Enrollment Completed for Phase 2/3 Trial of Elamipretide for Treatment of Barth Syndrome
Enrollment has been completed for a Phase 2/3 trial to evaluate the safety, effectiveness, and tolerability of investigational therapy elamipretide in patients with Barth Syndrome, a rare mitochondrial disorder, Stealth BioTherapeutics announced.
In July 2017, the company launched the randomized trial, called TAZPOWER (NCT03098797), to evaluate the effects of daily subcutaneous injections of elamipretide in 12 patients with genetically confirmed Barth syndrome.
The primary objective, assessed at week 12, is the change in distance walked by patients during the six-minute walk test. Additional endpoints will assess muscle strength, heart performance, patient-reported outcomes, and adverse effects.
Barth syndrome is estimated to affect one in 200,000 to 400,000 individuals worldwide at birth, exclusively males. It causes muscle weakness, heart problems, recurrent infections due to low white blood cell count, and delayed growth.
The condition is hereditary, caused by mutations in the TAZ gene, which is important for energy-making activities in the mitochondria, the power-producing centers of cells.
There are currently no approved therapies for Barth syndrome. But last November the U.S. Food and Drug Administration (FDA) granted Stealth fast track designation for elamipretide in the treatment of the disease.
Elamipretide is Stealth’s lead product candidate, with the potential to restore normal energy production in damaged mitochondria and reduce oxidative stress.

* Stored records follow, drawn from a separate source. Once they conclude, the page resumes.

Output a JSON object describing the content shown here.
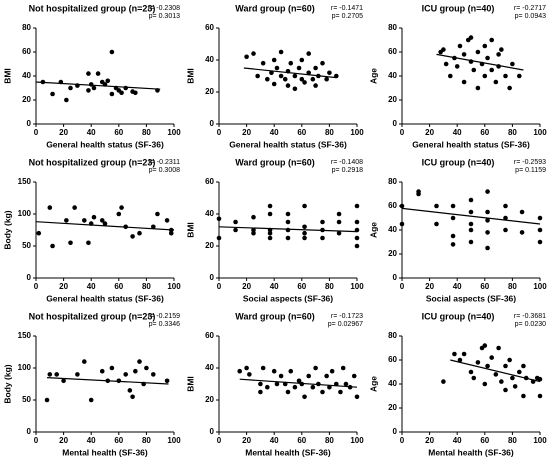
{
  "chart_data": [
    {
      "type": "scatter",
      "title": "Not hospitalized group (n=23)",
      "annotations": [
        "r= -0.2308",
        "p= 0.3013"
      ],
      "xlabel": "General health status (SF-36)",
      "ylabel": "BMI",
      "xlim": [
        0,
        100
      ],
      "ylim": [
        0,
        80
      ],
      "xticks": [
        0,
        20,
        40,
        60,
        80,
        100
      ],
      "yticks": [
        0,
        20,
        40,
        60,
        80
      ],
      "color": "#000000",
      "x": [
        5,
        12,
        18,
        22,
        25,
        30,
        38,
        38,
        40,
        42,
        45,
        48,
        50,
        52,
        55,
        55,
        58,
        60,
        62,
        65,
        70,
        72,
        88
      ],
      "y": [
        35,
        25,
        35,
        20,
        30,
        32,
        28,
        42,
        33,
        30,
        42,
        35,
        33,
        36,
        60,
        25,
        30,
        28,
        26,
        30,
        27,
        26,
        28
      ],
      "fit_x": [
        0,
        90
      ],
      "fit_y": [
        35,
        29
      ]
    },
    {
      "type": "scatter",
      "title": "Ward group (n=60)",
      "annotations": [
        "r= -0.1471",
        "p= 0.2705"
      ],
      "xlabel": "General health status (SF-36)",
      "ylabel": "BMI",
      "xlim": [
        0,
        100
      ],
      "ylim": [
        0,
        60
      ],
      "xticks": [
        0,
        20,
        40,
        60,
        80,
        100
      ],
      "yticks": [
        0,
        20,
        40,
        60
      ],
      "color": "#000000",
      "x": [
        20,
        25,
        28,
        32,
        35,
        38,
        40,
        40,
        42,
        45,
        45,
        48,
        50,
        50,
        52,
        55,
        55,
        58,
        60,
        60,
        62,
        65,
        65,
        68,
        70,
        70,
        72,
        75,
        78,
        80,
        85
      ],
      "y": [
        42,
        44,
        30,
        38,
        28,
        32,
        40,
        25,
        35,
        30,
        45,
        28,
        33,
        24,
        38,
        30,
        22,
        35,
        28,
        40,
        26,
        32,
        44,
        28,
        35,
        24,
        30,
        38,
        28,
        32,
        30
      ],
      "fit_x": [
        18,
        85
      ],
      "fit_y": [
        35,
        29
      ]
    },
    {
      "type": "scatter",
      "title": "ICU group (n=40)",
      "annotations": [
        "r= -0.2717",
        "p= 0.0943"
      ],
      "xlabel": "General health status (SF-36)",
      "ylabel": "Age",
      "xlim": [
        0,
        100
      ],
      "ylim": [
        0,
        80
      ],
      "xticks": [
        0,
        20,
        40,
        60,
        80,
        100
      ],
      "yticks": [
        0,
        20,
        40,
        60,
        80
      ],
      "color": "#000000",
      "x": [
        28,
        30,
        32,
        35,
        38,
        40,
        42,
        45,
        45,
        48,
        50,
        50,
        52,
        55,
        55,
        58,
        60,
        60,
        62,
        65,
        65,
        68,
        70,
        70,
        72,
        75,
        78,
        80,
        85
      ],
      "y": [
        60,
        62,
        50,
        40,
        55,
        48,
        65,
        58,
        35,
        70,
        52,
        72,
        45,
        60,
        30,
        50,
        65,
        40,
        55,
        45,
        70,
        35,
        58,
        48,
        62,
        40,
        30,
        50,
        40
      ],
      "fit_x": [
        25,
        88
      ],
      "fit_y": [
        58,
        45
      ]
    },
    {
      "type": "scatter",
      "title": "Not hospitalized group (n=23)",
      "annotations": [
        "r= -0.2311",
        "p= 0.3008"
      ],
      "xlabel": "General health status (SF-36)",
      "ylabel": "Body (kg)",
      "xlim": [
        0,
        100
      ],
      "ylim": [
        0,
        150
      ],
      "xticks": [
        0,
        20,
        40,
        60,
        80,
        100
      ],
      "yticks": [
        0,
        50,
        100,
        150
      ],
      "color": "#000000",
      "x": [
        2,
        10,
        12,
        22,
        25,
        28,
        35,
        38,
        40,
        42,
        48,
        50,
        60,
        62,
        65,
        70,
        75,
        85,
        88,
        95,
        98,
        98
      ],
      "y": [
        70,
        110,
        50,
        90,
        55,
        110,
        90,
        55,
        85,
        95,
        90,
        85,
        100,
        110,
        80,
        65,
        70,
        80,
        100,
        90,
        75,
        70
      ],
      "fit_x": [
        0,
        100
      ],
      "fit_y": [
        88,
        75
      ]
    },
    {
      "type": "scatter",
      "title": "Ward group (n=60)",
      "annotations": [
        "r= -0.1408",
        "p= 0.2918"
      ],
      "xlabel": "Social aspects (SF-36)",
      "ylabel": "BMI",
      "xlim": [
        0,
        100
      ],
      "ylim": [
        0,
        60
      ],
      "xticks": [
        0,
        20,
        40,
        60,
        80,
        100
      ],
      "yticks": [
        0,
        20,
        40,
        60
      ],
      "color": "#000000",
      "x": [
        0,
        0,
        12,
        12,
        25,
        25,
        25,
        37,
        37,
        37,
        37,
        37,
        50,
        50,
        50,
        50,
        62,
        62,
        62,
        62,
        75,
        75,
        75,
        87,
        87,
        87,
        100,
        100,
        100,
        100,
        100
      ],
      "y": [
        25,
        37,
        35,
        30,
        30,
        38,
        28,
        25,
        40,
        30,
        45,
        28,
        35,
        30,
        25,
        40,
        32,
        28,
        45,
        25,
        30,
        35,
        25,
        35,
        28,
        40,
        30,
        25,
        45,
        35,
        20
      ],
      "fit_x": [
        0,
        100
      ],
      "fit_y": [
        32,
        29
      ]
    },
    {
      "type": "scatter",
      "title": "ICU group (n=40)",
      "annotations": [
        "r= -0.2593",
        "p= 0.1159"
      ],
      "xlabel": "Social aspects (SF-36)",
      "ylabel": "Age",
      "xlim": [
        0,
        100
      ],
      "ylim": [
        0,
        80
      ],
      "xticks": [
        0,
        20,
        40,
        60,
        80,
        100
      ],
      "yticks": [
        0,
        20,
        40,
        60,
        80
      ],
      "color": "#000000",
      "x": [
        0,
        0,
        12,
        12,
        25,
        25,
        37,
        37,
        37,
        37,
        50,
        50,
        50,
        50,
        50,
        62,
        62,
        62,
        62,
        62,
        75,
        75,
        75,
        87,
        87,
        100,
        100,
        100
      ],
      "y": [
        60,
        45,
        70,
        72,
        60,
        45,
        50,
        35,
        28,
        60,
        55,
        45,
        65,
        40,
        30,
        72,
        55,
        48,
        38,
        25,
        60,
        50,
        40,
        55,
        38,
        50,
        40,
        30
      ],
      "fit_x": [
        0,
        100
      ],
      "fit_y": [
        58,
        45
      ]
    },
    {
      "type": "scatter",
      "title": "Not hospitalized group (n=23)",
      "annotations": [
        "r= -0.2159",
        "p= 0.3346"
      ],
      "xlabel": "Mental health (SF-36)",
      "ylabel": "Body (kg)",
      "xlim": [
        0,
        100
      ],
      "ylim": [
        0,
        150
      ],
      "xticks": [
        0,
        20,
        40,
        60,
        80,
        100
      ],
      "yticks": [
        0,
        50,
        100,
        150
      ],
      "color": "#000000",
      "x": [
        8,
        10,
        15,
        20,
        30,
        35,
        40,
        48,
        52,
        55,
        60,
        65,
        68,
        70,
        72,
        75,
        78,
        80,
        85,
        95
      ],
      "y": [
        50,
        90,
        90,
        80,
        90,
        110,
        50,
        95,
        80,
        100,
        80,
        90,
        65,
        55,
        95,
        110,
        75,
        100,
        90,
        80
      ],
      "fit_x": [
        8,
        96
      ],
      "fit_y": [
        85,
        75
      ]
    },
    {
      "type": "scatter",
      "title": "Ward group (n=60)",
      "annotations": [
        "r= -0.1723",
        "p= 0.02967"
      ],
      "xlabel": "Mental health (SF-36)",
      "ylabel": "BMI",
      "xlim": [
        0,
        100
      ],
      "ylim": [
        0,
        60
      ],
      "xticks": [
        0,
        20,
        40,
        60,
        80,
        100
      ],
      "yticks": [
        0,
        20,
        40,
        60
      ],
      "color": "#000000",
      "x": [
        15,
        20,
        22,
        30,
        30,
        32,
        35,
        40,
        42,
        45,
        48,
        50,
        52,
        55,
        58,
        60,
        62,
        65,
        68,
        70,
        72,
        75,
        78,
        80,
        82,
        85,
        88,
        90,
        92,
        95,
        98,
        100
      ],
      "y": [
        38,
        40,
        36,
        30,
        25,
        40,
        28,
        38,
        30,
        35,
        30,
        25,
        38,
        28,
        32,
        30,
        22,
        35,
        28,
        40,
        30,
        25,
        35,
        28,
        38,
        30,
        25,
        40,
        30,
        28,
        35,
        22
      ],
      "fit_x": [
        15,
        100
      ],
      "fit_y": [
        33,
        28
      ]
    },
    {
      "type": "scatter",
      "title": "ICU group (n=40)",
      "annotations": [
        "r= -0.3681",
        "p= 0.0230"
      ],
      "xlabel": "Mental health (SF-36)",
      "ylabel": "Age",
      "xlim": [
        0,
        100
      ],
      "ylim": [
        0,
        80
      ],
      "xticks": [
        0,
        20,
        40,
        60,
        80,
        100
      ],
      "yticks": [
        0,
        20,
        40,
        60,
        80
      ],
      "color": "#000000",
      "x": [
        30,
        38,
        42,
        45,
        50,
        52,
        55,
        58,
        60,
        60,
        62,
        65,
        68,
        70,
        72,
        75,
        75,
        78,
        80,
        82,
        85,
        88,
        88,
        90,
        95,
        98,
        100,
        100
      ],
      "y": [
        42,
        65,
        60,
        65,
        50,
        45,
        58,
        70,
        72,
        40,
        55,
        62,
        48,
        70,
        42,
        55,
        35,
        60,
        45,
        38,
        50,
        55,
        30,
        45,
        42,
        45,
        30,
        44
      ],
      "fit_x": [
        35,
        100
      ],
      "fit_y": [
        60,
        42
      ]
    }
  ]
}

Based on preclinical and early clinical data, the company believes there is strong rationale for the ability of elamipretide to treat diseases caused by mitochondrial dysfunction.
The company is investigating elamipretide for two other mitochondrial diseases — primary mitochondrial myopathy, for which it received orphan drug status, and Leber’s Hereditary Optic Neuropathy — as well as in dry age-related macular degeneration.
Results from the TAZPOWER trial are expected to be announced at the end of 2018.
“We are grateful for the support we have received from the Barth community in recruiting an estimated 10 percent of the U.S. adult Barth population to participate in this trial,” Reenie McCarthy, Stealth’s CEO, said in a press release.
“We are eager to understand the therapeutic potential of elamipretide to treat this ultra-rare disease, and remain on track to announce top-line results later this year,” she said.
Stealth is a biotechnology company focused on the development of treatments for diseases related to mitochondrial dysfunction.